One of the goals of her work is to protect humans from an extraterrestrial alliance with its own seeming version of theonomy, one that unfortunately is scarcely explored.  There is great storytelling promise in an alien-held theonomy, both to explore what theonomy entails as a metaphysical-religious philosophy and to explore the epistemological nature of theonomy.  Halo could have even clarified the parallels between the Covenant and humanity both being groups that gravitate towards religion and science simultaneously, with there being no philosophical contradiction between the two.  The two, whatever the nature of the phenomena in the external world beyond human perception and whatever the nature of the uncaused cause beyond its causal powers and beginningless existence, are both confined by the laws of logic that constitute the only necessary truths in all of reality.  It is only due to reason that not only anything can be true or even possible about anything else at all, but that it is possible to know certain things that are true and understand things that might even be false.

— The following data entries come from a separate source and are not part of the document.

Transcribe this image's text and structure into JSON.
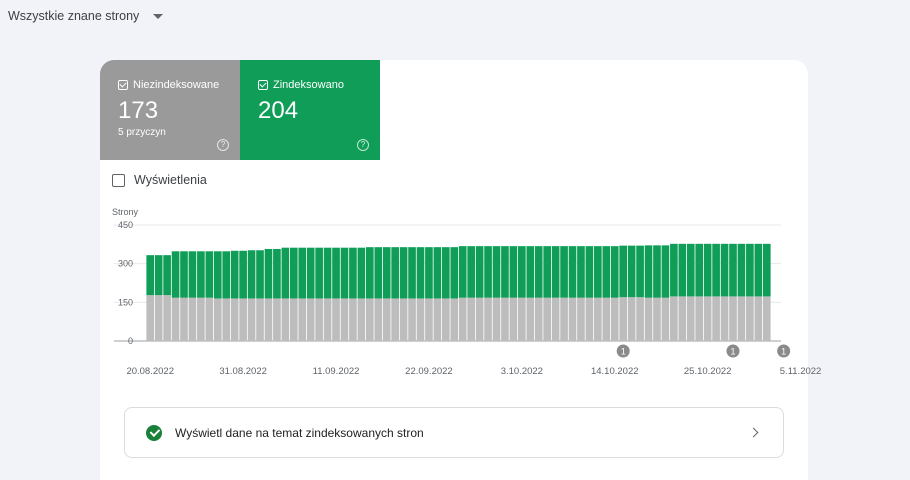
{
  "filter": {
    "label": "Wszystkie znane strony"
  },
  "tiles": {
    "not_indexed": {
      "label": "Niezindeksowane",
      "value": "173",
      "sub": "5 przyczyn",
      "color": "#9a9a9a"
    },
    "indexed": {
      "label": "Zindeksowano",
      "value": "204",
      "color": "#0f9d58"
    }
  },
  "impressions_checkbox": {
    "label": "Wyświetlenia",
    "checked": false
  },
  "cta": {
    "label": "Wyświetl dane na temat zindeksowanych stron"
  },
  "chart_data": {
    "type": "bar",
    "stacked": true,
    "ylabel": "Strony",
    "yticks": [
      0,
      150,
      300,
      450
    ],
    "ylim": [
      0,
      450
    ],
    "grid": true,
    "xtick_labels": [
      "20.08.2022",
      "31.08.2022",
      "11.09.2022",
      "22.09.2022",
      "3.10.2022",
      "14.10.2022",
      "25.10.2022",
      "5.11.2022"
    ],
    "first_date": "20.08.2022",
    "series": [
      {
        "name": "Niezindeksowane",
        "color": "#bdbdbd",
        "values": [
          178,
          178,
          178,
          168,
          168,
          168,
          168,
          168,
          165,
          165,
          165,
          165,
          165,
          165,
          165,
          165,
          165,
          165,
          165,
          165,
          165,
          165,
          165,
          165,
          165,
          165,
          165,
          165,
          165,
          165,
          165,
          165,
          165,
          165,
          165,
          165,
          165,
          168,
          168,
          168,
          168,
          168,
          168,
          168,
          168,
          168,
          168,
          168,
          168,
          168,
          168,
          168,
          168,
          168,
          168,
          168,
          170,
          170,
          170,
          168,
          168,
          168,
          173,
          173,
          173,
          173,
          173,
          173,
          173,
          173,
          173,
          173,
          173,
          173
        ]
      },
      {
        "name": "Zindeksowano",
        "color": "#0f9d58",
        "values": [
          155,
          155,
          155,
          180,
          180,
          180,
          180,
          180,
          183,
          183,
          185,
          185,
          187,
          187,
          192,
          192,
          197,
          197,
          197,
          197,
          197,
          197,
          197,
          197,
          197,
          197,
          199,
          199,
          199,
          199,
          199,
          199,
          199,
          199,
          199,
          199,
          199,
          200,
          200,
          200,
          200,
          200,
          200,
          200,
          200,
          200,
          200,
          200,
          200,
          200,
          200,
          200,
          200,
          200,
          200,
          200,
          200,
          200,
          200,
          203,
          203,
          203,
          204,
          204,
          204,
          204,
          204,
          204,
          204,
          204,
          204,
          204,
          204,
          204
        ]
      }
    ],
    "annotations": [
      {
        "date": "15.10.2022",
        "label": "1"
      },
      {
        "date": "28.10.2022",
        "label": "1"
      },
      {
        "date": "3.11.2022",
        "label": "1"
      }
    ]
  }
}
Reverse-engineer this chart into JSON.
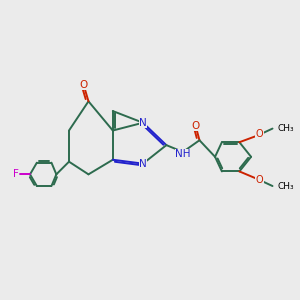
{
  "bg_color": "#ebebeb",
  "bond_color": "#2d6b4e",
  "N_color": "#2222cc",
  "O_color": "#cc2200",
  "F_color": "#cc00cc",
  "font_size": 7.5,
  "line_width": 1.4,
  "xlim": [
    0,
    10
  ],
  "ylim": [
    0,
    10
  ]
}
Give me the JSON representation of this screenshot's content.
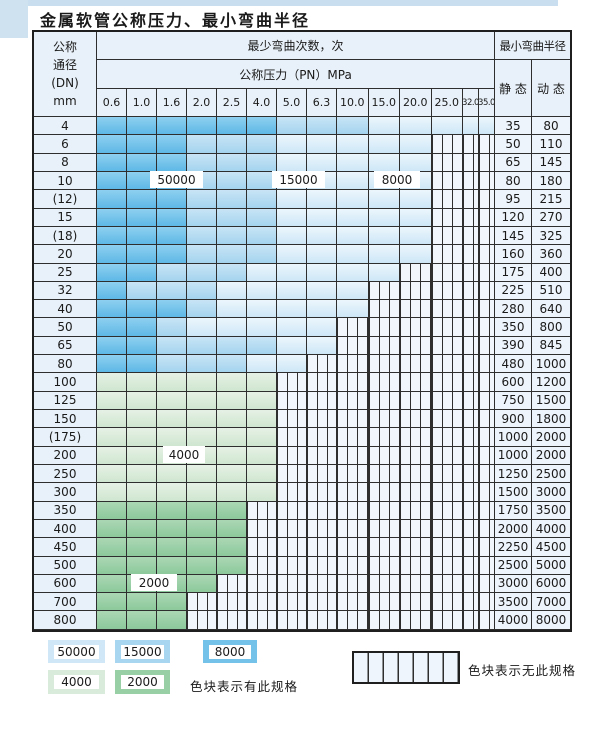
{
  "title": "金属软管公称压力、最小弯曲半径",
  "table": {
    "headers": {
      "dn_lines": [
        "公称",
        "通径",
        "(DN)",
        "mm"
      ],
      "bend_cycles": "最少弯曲次数，次",
      "pressure": "公称压力（PN）MPa",
      "bend_radius": "最小弯曲半径",
      "static": "静 态",
      "dynamic": "动 态",
      "pressure_values": [
        "0.6",
        "1.0",
        "1.6",
        "2.0",
        "2.5",
        "4.0",
        "5.0",
        "6.3",
        "10.0",
        "15.0",
        "20.0",
        "25.0",
        "32.0",
        "35.0"
      ]
    },
    "rows": [
      {
        "dn": "4",
        "cycles": {
          "50000": 5,
          "15000": 3,
          "8000": 6
        },
        "static": "35",
        "dynamic": "80"
      },
      {
        "dn": "6",
        "cycles": {
          "50000": 5,
          "15000": 3,
          "8000": 3
        },
        "static": "50",
        "dynamic": "110"
      },
      {
        "dn": "8",
        "cycles": {
          "50000": 5,
          "15000": 3,
          "8000": 3
        },
        "static": "65",
        "dynamic": "145"
      },
      {
        "dn": "10",
        "cycles": {
          "50000": 5,
          "15000": 3,
          "8000": 3
        },
        "static": "80",
        "dynamic": "180"
      },
      {
        "dn": "(12)",
        "cycles": {
          "50000": 5,
          "15000": 3,
          "8000": 3
        },
        "static": "95",
        "dynamic": "215"
      },
      {
        "dn": "15",
        "cycles": {
          "50000": 5,
          "15000": 3,
          "8000": 3
        },
        "static": "120",
        "dynamic": "270"
      },
      {
        "dn": "(18)",
        "cycles": {
          "50000": 5,
          "15000": 3,
          "8000": 3
        },
        "static": "145",
        "dynamic": "325"
      },
      {
        "dn": "20",
        "cycles": {
          "50000": 5,
          "15000": 3,
          "8000": 3
        },
        "static": "160",
        "dynamic": "360"
      },
      {
        "dn": "25",
        "cycles": {
          "50000": 5,
          "15000": 3,
          "8000": 2
        },
        "static": "175",
        "dynamic": "400"
      },
      {
        "dn": "32",
        "cycles": {
          "50000": 5,
          "15000": 3,
          "8000": 1
        },
        "static": "225",
        "dynamic": "510"
      },
      {
        "dn": "40",
        "cycles": {
          "50000": 5,
          "15000": 1,
          "8000": 3
        },
        "static": "280",
        "dynamic": "640"
      },
      {
        "dn": "50",
        "cycles": {
          "50000": 5,
          "15000": 1,
          "8000": 2
        },
        "static": "350",
        "dynamic": "800"
      },
      {
        "dn": "65",
        "cycles": {
          "50000": 2,
          "15000": 4,
          "8000": 2
        },
        "static": "390",
        "dynamic": "845"
      },
      {
        "dn": "80",
        "cycles": {
          "50000": 2,
          "15000": 3,
          "8000": 2
        },
        "static": "480",
        "dynamic": "1000"
      },
      {
        "dn": "100",
        "cycles": {
          "4000": 6
        },
        "static": "600",
        "dynamic": "1200"
      },
      {
        "dn": "125",
        "cycles": {
          "4000": 6
        },
        "static": "750",
        "dynamic": "1500"
      },
      {
        "dn": "150",
        "cycles": {
          "4000": 6
        },
        "static": "900",
        "dynamic": "1800"
      },
      {
        "dn": "(175)",
        "cycles": {
          "4000": 6
        },
        "static": "1000",
        "dynamic": "2000"
      },
      {
        "dn": "200",
        "cycles": {
          "4000": 6
        },
        "static": "1000",
        "dynamic": "2000"
      },
      {
        "dn": "250",
        "cycles": {
          "4000": 6
        },
        "static": "1250",
        "dynamic": "2500"
      },
      {
        "dn": "300",
        "cycles": {
          "4000": 6
        },
        "static": "1500",
        "dynamic": "3000"
      },
      {
        "dn": "350",
        "cycles": {
          "2000": 5
        },
        "static": "1750",
        "dynamic": "3500"
      },
      {
        "dn": "400",
        "cycles": {
          "2000": 5
        },
        "static": "2000",
        "dynamic": "4000"
      },
      {
        "dn": "450",
        "cycles": {
          "2000": 5
        },
        "static": "2250",
        "dynamic": "4500"
      },
      {
        "dn": "500",
        "cycles": {
          "2000": 5
        },
        "static": "2500",
        "dynamic": "5000"
      },
      {
        "dn": "600",
        "cycles": {
          "2000": 4
        },
        "static": "3000",
        "dynamic": "6000"
      },
      {
        "dn": "700",
        "cycles": {
          "2000": 3
        },
        "static": "3500",
        "dynamic": "7000"
      },
      {
        "dn": "800",
        "cycles": {
          "2000": 3
        },
        "static": "4000",
        "dynamic": "8000"
      }
    ]
  },
  "overlay_labels": {
    "l50000": "50000",
    "l15000": "15000",
    "l8000": "8000",
    "l4000": "4000",
    "l2000": "2000"
  },
  "legend": {
    "items": [
      {
        "label": "50000",
        "color": "#cfe7f7"
      },
      {
        "label": "15000",
        "color": "#a8d6f0"
      },
      {
        "label": "8000",
        "color": "#74c2ea"
      },
      {
        "label": "4000",
        "color": "#d9ebda"
      },
      {
        "label": "2000",
        "color": "#98cfa4"
      }
    ],
    "has_spec_text": "色块表示有此规格",
    "no_spec_text": "色块表示无此规格"
  },
  "colors": {
    "cycles_50000": "#cfe7f7",
    "cycles_15000": "#a8d6f0",
    "cycles_8000": "#74c2ea",
    "cycles_4000": "#d9ebda",
    "cycles_2000": "#98cfa4",
    "header_bg": "#e8f1f9",
    "grid_line": "#2e2e2e"
  }
}
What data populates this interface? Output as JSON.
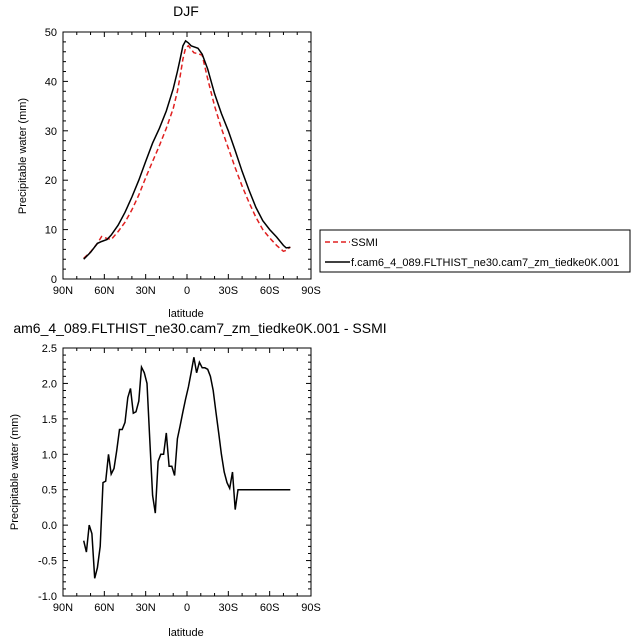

Beyond the alliance of alien races that form the Covenant wanting to become like ancient beings regarded as gods, gathering artifacts from prior eras, and despising humans, however, very little about them or their distinctively religious worldview is actually revealed.  Like all of the human characters, these aliens talk and act as if they believe things that cannot be logically verified, such as that their conscience proves moral obligations.  Regarding this matter, Master Chief once asks a child target of the UNSC, "Would you let a kid be executed?"  The two of them agree that it is wrong, but due to nothing more than personal, emotional discomfort.  It is objectively and demonstrably true that neither scientific outcomes nor personal emotion ground or reveal morality, if obligations indeed exist, but it is also true by necessity that emotion is the second most philosophically important part of humans after the capacity for rationalistic awareness and the devotion to truth and moral longing it can inspire.  It can only interfere with someone's rationality, which is a grasp of the laws of logic that underpin all things and are neither a scientific or psychological existent, if someone allows it to, however difficult it might be to control it.  Emotion is also what allows for pleasure of the deepest kind to be felt even towards the necessary truths of reason, the uncaused cause (God), fellow humans, and science itself, though Dr. Halsey fails to discover or acknowledge any of this.